The federal response to the recently revealed “Meltdown” and “Spectre” computer chip vulnerabilities, requiring a massive “patch” to public and private systems, is earning rare high marks from lawmakers and industry sources.
Federal officials are unlikely to mandate private-sector actions related to the vulnerabilities discovered in chips made by Intel, Advanced Micro Devices, and ARM Holdings, but rather are playing an information-sharing and supportive role, according to government and private-sector sources who said this is the appropriate response.
The vulnerabilities render the chips — and the systems they operate — susceptible to hacking, but so far there have been no reports that these security flaws have been exploited.
“Not every vulnerability requires a government solution or intervention,” said one source from the tech industry. “In these circumstances, the proper government response should be to help spread accurate information about the nature of the vulnerability and its mitigations.”
Within the government’s own systems, the Department of Homeland Security and the Office of Management and Budget are expected to play key roles in the implementation of patches. Some sources suggest that DHS could issue a binding operational directive, or BOD, to require specific actions at other departments and agencies.

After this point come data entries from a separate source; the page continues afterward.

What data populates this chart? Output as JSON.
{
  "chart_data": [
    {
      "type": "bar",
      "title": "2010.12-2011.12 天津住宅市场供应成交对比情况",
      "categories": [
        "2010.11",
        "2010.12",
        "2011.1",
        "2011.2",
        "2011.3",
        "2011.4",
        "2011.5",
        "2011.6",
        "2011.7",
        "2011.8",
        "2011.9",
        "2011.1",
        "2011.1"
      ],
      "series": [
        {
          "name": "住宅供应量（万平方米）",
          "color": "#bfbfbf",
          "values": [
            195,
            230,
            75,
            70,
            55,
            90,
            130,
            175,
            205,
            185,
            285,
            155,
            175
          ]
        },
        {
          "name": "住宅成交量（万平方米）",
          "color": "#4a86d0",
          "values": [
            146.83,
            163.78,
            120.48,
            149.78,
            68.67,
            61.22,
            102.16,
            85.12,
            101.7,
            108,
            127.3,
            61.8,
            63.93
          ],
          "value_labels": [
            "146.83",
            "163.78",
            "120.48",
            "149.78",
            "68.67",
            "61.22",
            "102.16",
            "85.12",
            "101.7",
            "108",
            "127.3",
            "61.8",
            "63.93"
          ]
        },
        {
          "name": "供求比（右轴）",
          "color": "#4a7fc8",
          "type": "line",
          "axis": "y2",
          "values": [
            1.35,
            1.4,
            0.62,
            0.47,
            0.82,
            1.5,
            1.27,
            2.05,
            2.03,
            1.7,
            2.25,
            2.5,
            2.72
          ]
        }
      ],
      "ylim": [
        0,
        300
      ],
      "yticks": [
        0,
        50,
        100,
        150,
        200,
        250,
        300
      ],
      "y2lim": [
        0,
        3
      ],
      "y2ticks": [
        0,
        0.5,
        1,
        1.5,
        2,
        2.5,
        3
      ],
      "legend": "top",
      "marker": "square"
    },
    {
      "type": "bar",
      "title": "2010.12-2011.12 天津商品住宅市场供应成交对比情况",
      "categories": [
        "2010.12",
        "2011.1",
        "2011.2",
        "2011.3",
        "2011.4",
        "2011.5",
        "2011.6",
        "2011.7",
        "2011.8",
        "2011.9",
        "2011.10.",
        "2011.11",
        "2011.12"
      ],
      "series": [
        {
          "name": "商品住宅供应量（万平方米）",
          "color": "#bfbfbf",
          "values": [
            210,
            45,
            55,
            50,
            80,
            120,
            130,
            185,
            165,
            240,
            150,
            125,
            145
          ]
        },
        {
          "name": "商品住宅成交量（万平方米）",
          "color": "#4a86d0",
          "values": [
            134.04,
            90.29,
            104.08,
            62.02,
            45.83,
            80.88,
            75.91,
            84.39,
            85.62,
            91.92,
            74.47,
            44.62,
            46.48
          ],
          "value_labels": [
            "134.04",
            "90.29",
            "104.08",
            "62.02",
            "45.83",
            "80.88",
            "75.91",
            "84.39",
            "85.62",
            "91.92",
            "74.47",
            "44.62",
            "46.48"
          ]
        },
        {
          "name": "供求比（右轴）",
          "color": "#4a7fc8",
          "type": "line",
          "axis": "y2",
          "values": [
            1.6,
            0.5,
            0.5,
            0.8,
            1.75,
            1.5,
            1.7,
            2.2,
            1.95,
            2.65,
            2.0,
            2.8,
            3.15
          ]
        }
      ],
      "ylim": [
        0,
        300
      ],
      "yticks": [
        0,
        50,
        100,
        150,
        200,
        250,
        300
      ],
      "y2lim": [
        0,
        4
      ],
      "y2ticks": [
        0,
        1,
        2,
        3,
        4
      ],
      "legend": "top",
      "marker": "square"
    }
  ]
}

Such a move has yet to be publicly announced, but DHS in recent months has begun using the BOD tool to drive cyber improvements across the federal government.
“OMB and DHS are doing quite well,” said Senate Homeland Security and Governmental Affairs Chairman Ron Johnson, R-Wis. “The information [on the vulnerabilities] was disseminated before the hackers could exploit it. DHS has the authority and acted appropriately.”
“DHS is increasing its value to the dot gov space,” said Rep. Will Hurd, R-Texas, an influential member of both the House Homeland Security and Oversight and Government Reform committees. “The various agencies recognize the importance of patching, but the proof will be in implementation. CIOs across the government need to be addressing this.”
According to sources, Intel and other companies have been working with DHS’s National Cybersecurity and Communications Integration Center to identify and share information about the vulnerabilities.
“Information sharing is a key part of DHS’s important mission to enhance the awareness of new vulnerabilities and malicious cyber activities,” a DHS spokesman said. “DHS actively collaborates with public and private sector partners every day to share actionable information gleaned from research, network defense, cyber crime investigations, and incident reports.”
According to published reports, Intel was about a week away from releasing a patch when the vulnerability was publicly disclosed.
The tech industry source noted: “The goal is to announce the vulnerability after a fix is available. Announcing a vulnerability before a fix is available only alerts the bad guys to the vulnerability and puts customers at greater risk. Based on the statements from some of the vendors, it appears this coordination had been ongoing for quite some time. As a result of this, companies were prepared with fixes, even though it appears information about the vulnerability leaked out before the agreed-to disclosure date.”
Ari Schwartz, a top cybersecurity official in the Obama White House, said “Intel did a good job of keeping it under wraps” until just before it had the patch ready to go.
In response to the discovery of the vulnerability, Michael Daniel, White House cybersecurity coordinator under President Barack Obama, said the federal government should be providing “baseline, nonhyperbolic descriptions of the vulnerability and how the bad guys can exploit it. The government should be giving companies the information they need to make risk decisions. For the private sector, it’s a risk decision.”
But he doesn’t see the need for government mandates aimed at the private sector, “given what we know now. But if the government learns a particular actor is using this vulnerability to target, say, the electric grid, the government would have a greater role,” he said.